American democracy is about to enter a stretch of Class V political rapids.
We learned this week via The Washington Post that the Department of Justice is investigating not just various members of Donald Trump’s inner circle for their scheming to thwart the legal transfer of power to Joe Biden, but is asking specific questions about Trump’s role. The DOJ must eventually make a decision about whether to bring criminal charges against the former president for his efforts to overturn the legitimate election results.
Attorney General Merrick Garland stressed in an NBC interview that the DOJ “will hold accountable anyone who was criminally responsible for attempting to interfere with the . . . legitimate, lawful transfer of power from one administration to the next.” The attorney general’s unspoken message was clear: up to and including Trump.
Prosecuting the former president would enrage his supporters, no matter the outcome. But the Department of Justice simply can’t ignore this kind of scheming against our democratic process. It must be vigorously investigated. And just as the Trumpist right will be livid if the former president is charged, the Democratic left will be furious if he’s not.
That puts Garland between a rock and a hard place.
Opinions vary about how easy it would be to convict Trump on criminal charges. Bill Weld, once the US attorney for Massachusetts and thereafter assistant attorney general for the DOJ’s criminal division under Ronald Reagan, thinks two criminal cases could be made against Trump.
“Under current US criminal law, Mr. Trump’s conduct around January 6, 2021, would appear to be fairly clearly a violation of 18 US Code section 371, Conspiracy against the United States (maximum penalty five years imprisonment), and also of 18 US Code section 2101, Incitement to Riot (maximum penalty five years imprisonment),” he emailed. In a subsequent phone conversation, Weld, who ran against Trump in the 2020 Republican primary season, said that if it were up to him, he’d bring a case. “It should be a relatively easy conviction, unless there is jury nullification,” he said in a follow-up interview.

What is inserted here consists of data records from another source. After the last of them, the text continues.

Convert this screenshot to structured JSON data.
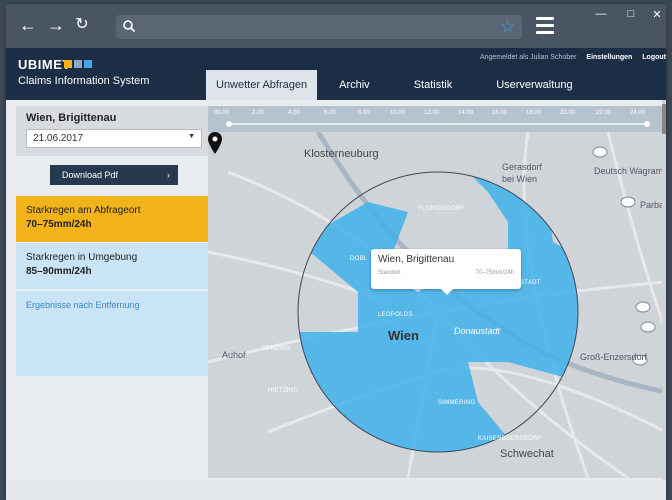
{
  "browser": {
    "back_icon": "arrow-left-icon",
    "forward_icon": "arrow-right-icon",
    "reload_icon": "reload-icon",
    "url_value": "",
    "controls": [
      "minimize-icon",
      "maximize-icon",
      "close-icon"
    ]
  },
  "app": {
    "logo": "UBIMET",
    "logo_colors": [
      "#f2b21a",
      "#8fa9c4",
      "#3aa9f0"
    ],
    "subtitle": "Claims Information System",
    "user_text": "Angemeldet als Julian Schober",
    "settings_link": "Einstellungen",
    "logout_link": "Logout",
    "tabs": [
      {
        "label": "Unwetter Abfragen",
        "active": true
      },
      {
        "label": "Archiv",
        "active": false
      },
      {
        "label": "Statistik",
        "active": false
      },
      {
        "label": "Userverwaltung",
        "active": false
      }
    ]
  },
  "sidebar": {
    "location": "Wien, Brigittenau",
    "date": "21.06.2017",
    "pdf_button": "Download Pdf",
    "cards": [
      {
        "title": "Starkregen am Abfrageort",
        "value": "70–75mm/24h",
        "color": "#f2b21a"
      },
      {
        "title": "Starkregen in Umgebung",
        "value": "85–90mm/24h",
        "color": "#c9e5f5"
      }
    ],
    "link": "Ergebnisse nach Entfernung"
  },
  "map": {
    "timeline": [
      "00.00",
      "2.00",
      "4.00",
      "6.00",
      "8.00",
      "10.00",
      "12.00",
      "14.00",
      "16.00",
      "18.00",
      "20.00",
      "22.00",
      "24.00"
    ],
    "labels": {
      "klosterneuburg": "Klosterneuburg",
      "gerasdorf": "Gerasdorf",
      "bei_wien": "bei Wien",
      "deutsch_wagram": "Deutsch Wagram",
      "parbasdorf": "Parba",
      "floridsdorf": "FLORIDSDORF",
      "wien": "Wien",
      "donaustadt": "Donaustadt",
      "auhof": "Auhof",
      "penzing": "PENZING",
      "leopoldstadt": "LEOPOLDS",
      "hietzing": "HIETZING",
      "simmering": "SIMMERING",
      "grossenzersdorf": "Groß-Enzersdorf",
      "schwechat": "Schwechat",
      "kaiserebersdorf": "KAISEREBERSDORF",
      "dobling": "DOBL",
      "stadt": "STADT"
    },
    "road_badges": [
      "A22",
      "S2",
      "S1",
      "A4"
    ],
    "popup": {
      "title": "Wien, Brigittenau",
      "label": "Standort",
      "value": "70–75mm/24h"
    },
    "rain_color": "#3fb0ea"
  }
}
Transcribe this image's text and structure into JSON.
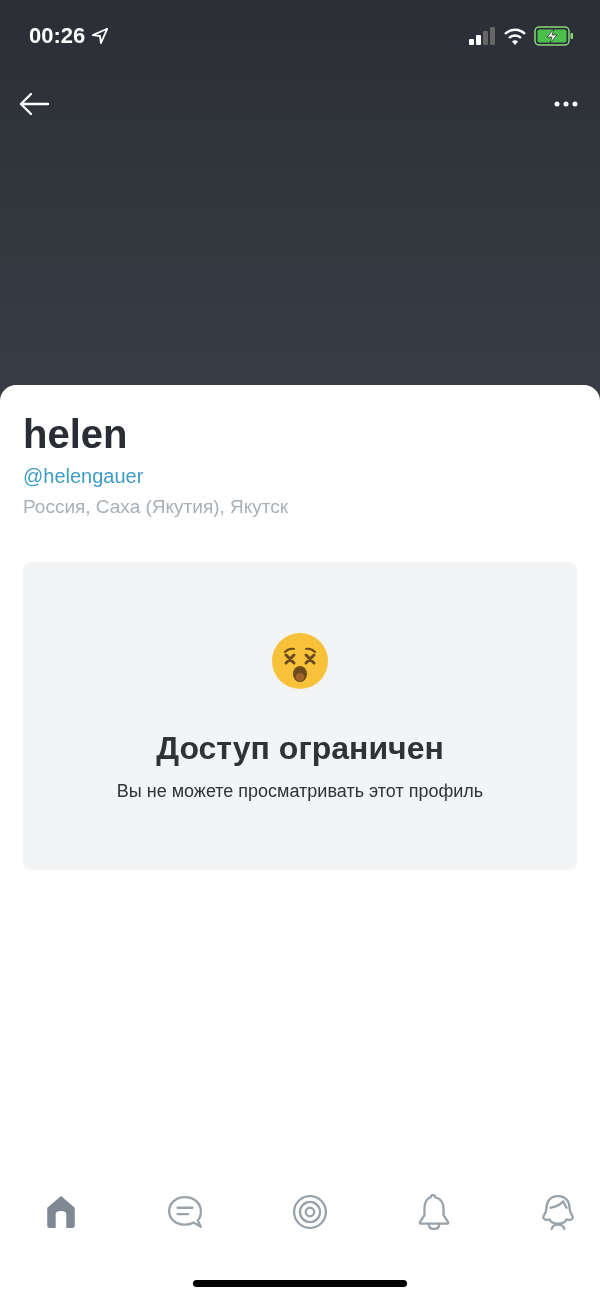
{
  "status_bar": {
    "time": "00:26"
  },
  "profile": {
    "name": "helen",
    "handle": "@helengauer",
    "location": "Россия, Саха (Якутия), Якутск"
  },
  "notice": {
    "title": "Доступ ограничен",
    "message": "Вы не можете просматривать этот профиль"
  },
  "tab_bar": [
    {
      "kind": "home",
      "selected": true
    },
    {
      "kind": "messages",
      "selected": false
    },
    {
      "kind": "target",
      "selected": false
    },
    {
      "kind": "notifications",
      "selected": false
    },
    {
      "kind": "profile",
      "selected": false
    }
  ]
}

But Richard Ben-Veniste, one of the lead prosecutors on the Watergate Special Prosecution Force, disagreed.
“With due deference to Bill Weld, a man I admire, these are not easy prosecutorial decisions,” he said. “They are complex, consequential, and have many moving pieces.”
One obvious question is whether Garland would bring lesser charges against Trump or decline to move forward if he doesn’t feel he could get a conviction on a major matter.
During his 2016 campaign and even his presidency, Trump called for the prosecution of Hillary Clinton, his 2016 opponent, as well as other Democrats. To their credit, his attorneys general largely refused. Over the last year or so, impatient Democrats have criticized Garland for not moving quickly or aggressively enough to investigate the skullduggery that emanated from the Trump White House after Trump’s loss.
Now, no matter what happens, hard-core Trump loyalists will not quickly, or perhaps ever, accept that he was involved in criminal scheming or action as president. However, it’s important for Americans in the middle to see this process as fair, even-handed, and above politics.
The proper stance for the president and other prominent Democrats is to stress that the DOJ must be independent and that Garland and his prosecutors should make their decisions based on fact, and without taking politics or political demands into account.
In that regard, reasonable people should feel reassured that this investigation is being supervised by a careful, credible, measured figure like Garland, who even in these polarized times was confirmed by a Senate vote of 70 to 30 as attorney general. That strong endorsement came even though his 2016 Supreme Court nomination had been blocked by Republicans determined to keep Barack Obama from filling the vacancy.
“In determining whether or not to recommend indictment, his job is not to make a political assessment as to whether it would be nice or not nice, or whether it would be politically correct or politically incorrect,” said Ben-Veniste. “His job is to assess whether there is evidence sufficient to convince a jury beyond a reasonable doubt that an individual has violated the criminal law.”
Garland’s history as a prosecutor shows him to be possessed of good judgment, a sense of realism, and a determination “to prosecute without fear or favor,” added the former Watergate prosecutor. “And I believe that is what he’ll do.”
In other words, rather than being too cautious or insufficiently aggressive, Garland, a former prosecutor who became a widely respected appeals court judge before rising to the role of the nation’s top law enforcement officer, is the perfect man for the difficult times and decisions ahead.